Contract van rates took a $0.14 hit from November to December. This marks the most significant MoM decrease in contractual rates this year. On the other hand, spot rates jumped $0.02 MoM, from $2.38/mile including fuel on average to $2.40, according to DAT. This marks the first increase in DAT’s spot rate data since Jan. The slight jump is more than likely a peak season, pre-Thanksgiving Day push for last-minute shipments that ended up flooding the spot market.
The decrease in contractual rates makes sense when compared to the van outbound tender rejection index, which is basically the amount of freight being turned down by shippers who tender freight electronically. The current van rejection rate is sitting at 3.6% as opposed to almost 19% this time last year.
Freight outbound from the Midwest continues to carry the heaviest price tag at $2.65/mile on average, according to DAT, followed by the South, Southeast, and West all following suit at $2.29/mile. The cheapest outbound region? The Northeast, with a national average of $2.26/mile.
The most recent release of the LMI or the Logistics Manager’s Index came in at 53.6 this week. The release is only 2.3 points away from its lowest reading set back in April 2020 at the very beginning of the pandemic. The LMI is a surveyed diffusion index that measures 8 supply chain-related indicators such as transportation prices, warehouse capacity, inventory levels, etc.

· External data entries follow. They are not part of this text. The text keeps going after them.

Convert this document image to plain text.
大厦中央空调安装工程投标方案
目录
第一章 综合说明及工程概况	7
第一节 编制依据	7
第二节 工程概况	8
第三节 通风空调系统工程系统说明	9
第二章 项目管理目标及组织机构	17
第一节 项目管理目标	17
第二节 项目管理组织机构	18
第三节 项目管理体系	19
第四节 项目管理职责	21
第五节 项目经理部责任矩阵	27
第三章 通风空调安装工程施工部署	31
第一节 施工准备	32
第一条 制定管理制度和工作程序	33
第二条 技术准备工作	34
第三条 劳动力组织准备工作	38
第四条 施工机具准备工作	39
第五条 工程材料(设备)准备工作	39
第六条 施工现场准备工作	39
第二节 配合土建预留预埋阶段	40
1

Any reading over 50 represents expansion and anything below 50 represents contraction. The report made note this month that none of the tracked indicators within the index saw additional growth and that both transportation prices and warehousing capacity remained in contraction territory.
On a side note, since August of this year, the rate of contraction in warehouse capacity has steadily decreased from a 42.3 reading to its most recent release at 46.8. Transportation prices on the other hand, have deteriorated significantly as far as the LMI is concerned. Moving from an expansion rate of 89.7 back in March to its most recent reading of 37.4. Over the same period, transportation capacity moved out of contraction territory and into expansion mode, registering a 71.4 in November, very close to its all-time high.
The divergence between transportation capacity and prices supports the notion of a noticeable market shift, as it should due to the fact that when supply or capacity increases for an extended period of time and demand does not, the imbalance will create an opportunity for price deflation to occur.
This has been your Bridge Logistics Market Update for the week of Dec 5th, 2022.